TMX Group sees sharp drop in listings, trade volumes due to market uncertainty

TORONTO - A drop in new listings, financings and trade volumes hurt the operator of Canada's largest stock exchange in the first quarter.

And Thomas Kloet, chief executive officer of TMX Group Limited (TSX:X), says market uncertainty is expected to continue in the near term.

"We are continuing to carefully manage our costs," Kloet said Friday during a conference call to discuss the company's earnings.

"Our company has deep experience in managing effectively through economic ups and downs. So I am confident that we will successfully move through the external challenges we face today."

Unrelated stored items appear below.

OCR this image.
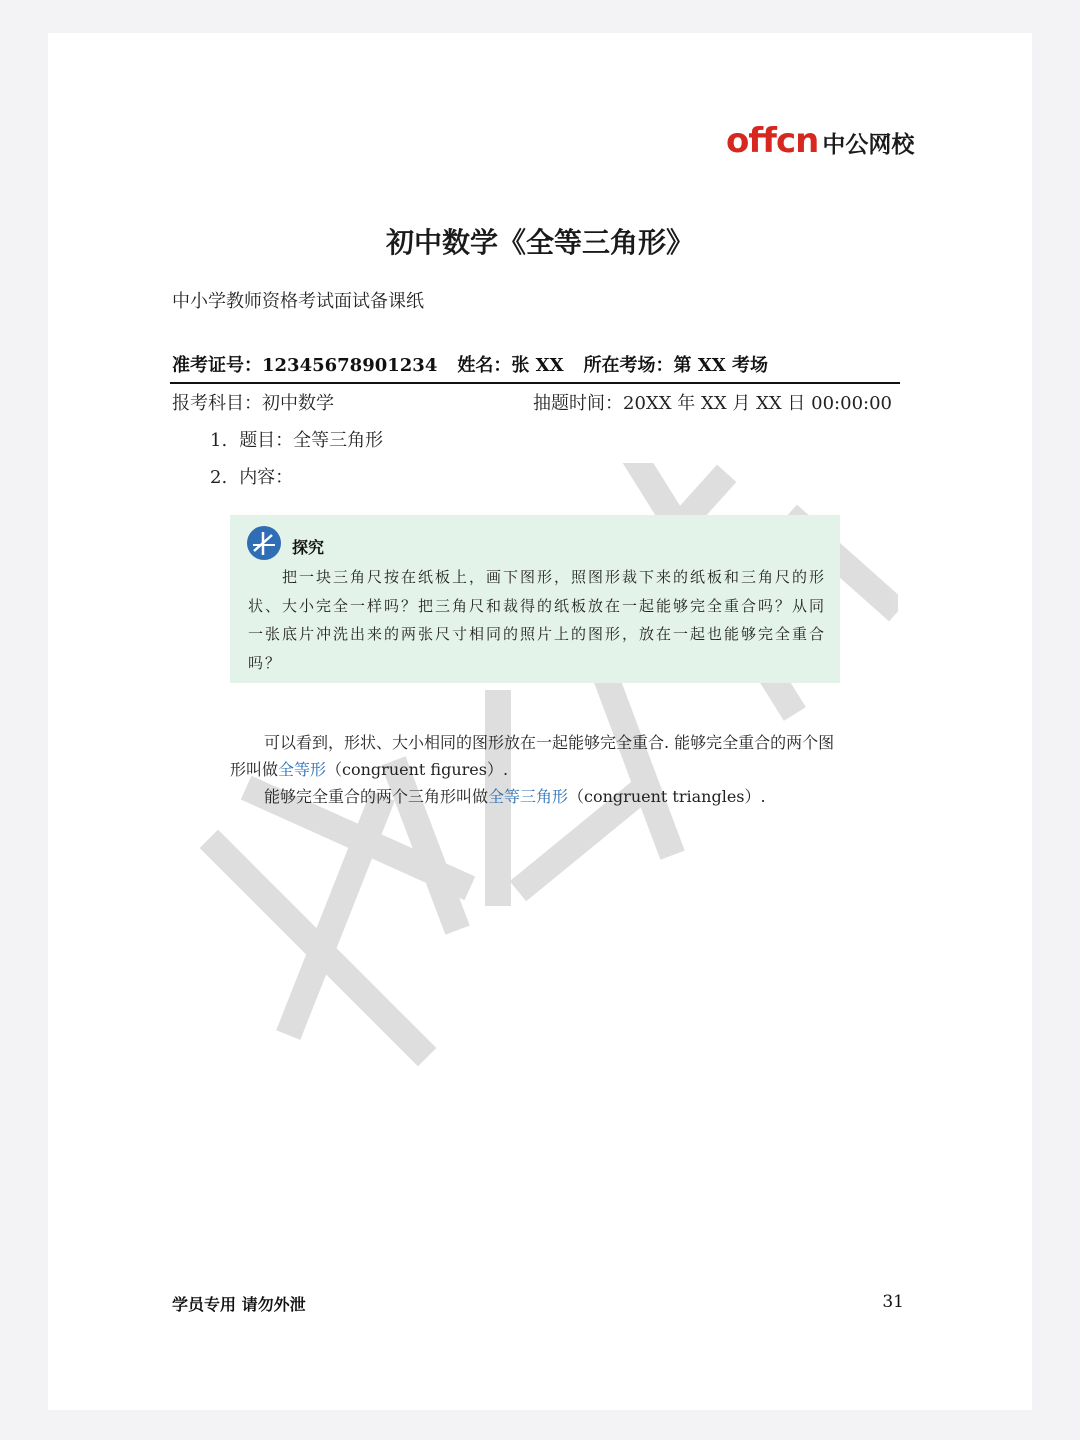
offcn 中公网校
初中数学《全等三角形》
中小学教师资格考试面试备课纸
准考证号：12345678901234 姓名：张 XX 所在考场：第 XX 考场
报考科目：初中数学	抽题时间：20XX 年 XX 月 XX 日 00:00:00
1. 题目：全等三角形
2. 内容：
探究
把一块三角尺按在纸板上，画下图形，照图形裁下来的纸板和三角尺的形状、大小完全一样吗？把三角尺和裁得的纸板放在一起能够完全重合吗？从同一张底片冲洗出来的两张尺寸相同的照片上的图形，放在一起也能够完全重合吗？

可以看到，形状、大小相同的图形放在一起能够完全重合. 能够完全重合的两个图形叫做全等形（congruent figures）.

能够完全重合的两个三角形叫做全等三角形（congruent triangles）.

学员专用 请勿外泄	31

There were only 40 new listings on the TSX and TSX Venture Exchange in the quarter, compared with 86 in the same period last year. Total equity capital raised was down 42 per cent from a year ago.

The resources sector saw the largest drop in new listings and financings. The number of new listings in the mining sector went down 59 per cent from a year ago, while the number of new oil and gas listings dropped 50 per cent.

Equity capital raised in the mining sector fell 63 per cent from the same 2012 period, while oil and gas financings dropped 76 per cent.

Kloet said the real estate and technology sectors showed some strength.

Total volumes on the Toronto Stock Exchange, the TSX Venture Exchange, Alpha and TMX Select were down 22 per cent from the same year-earlier period. Those declines were slightly offset by the Montreal Exchange, which saw its volume increase by one per cent.

TMXGroup said reported first-quarter net profit of $37.8 million, or 70 cents per share. Revenues were $172.2 million for the three months ended March 31.

In the same 2012 period, the TMX reported a net loss of $4.4 million, but the results were not comparable because of a change in ownership late last year and the consolidation of various platforms.

The TMX Group was acquired by some of Canada's largest banks, pension funds and other financial services as members of what was known as the Maple Group.

Adjusted diluted earnings per share were 78 cents in the latest period, excluding three cents per share of Maple transaction and integration costs, 16 cents per share of amortization of intangible assets related to acquisitions and 11 cents per share related to reduction in income tax expense due to recognition of deferred income tax asset, the company said.

Kloet said significant progress had been made in the quarter to expand the group's product portfolio and broaden its customer base.

He said the integration of the Canadian Depository for Securities and Alpha Trading Systems continued to be an important focus. The company also recently concluded its acquisition of Equity Financial's transfer agency and corporate trust services business.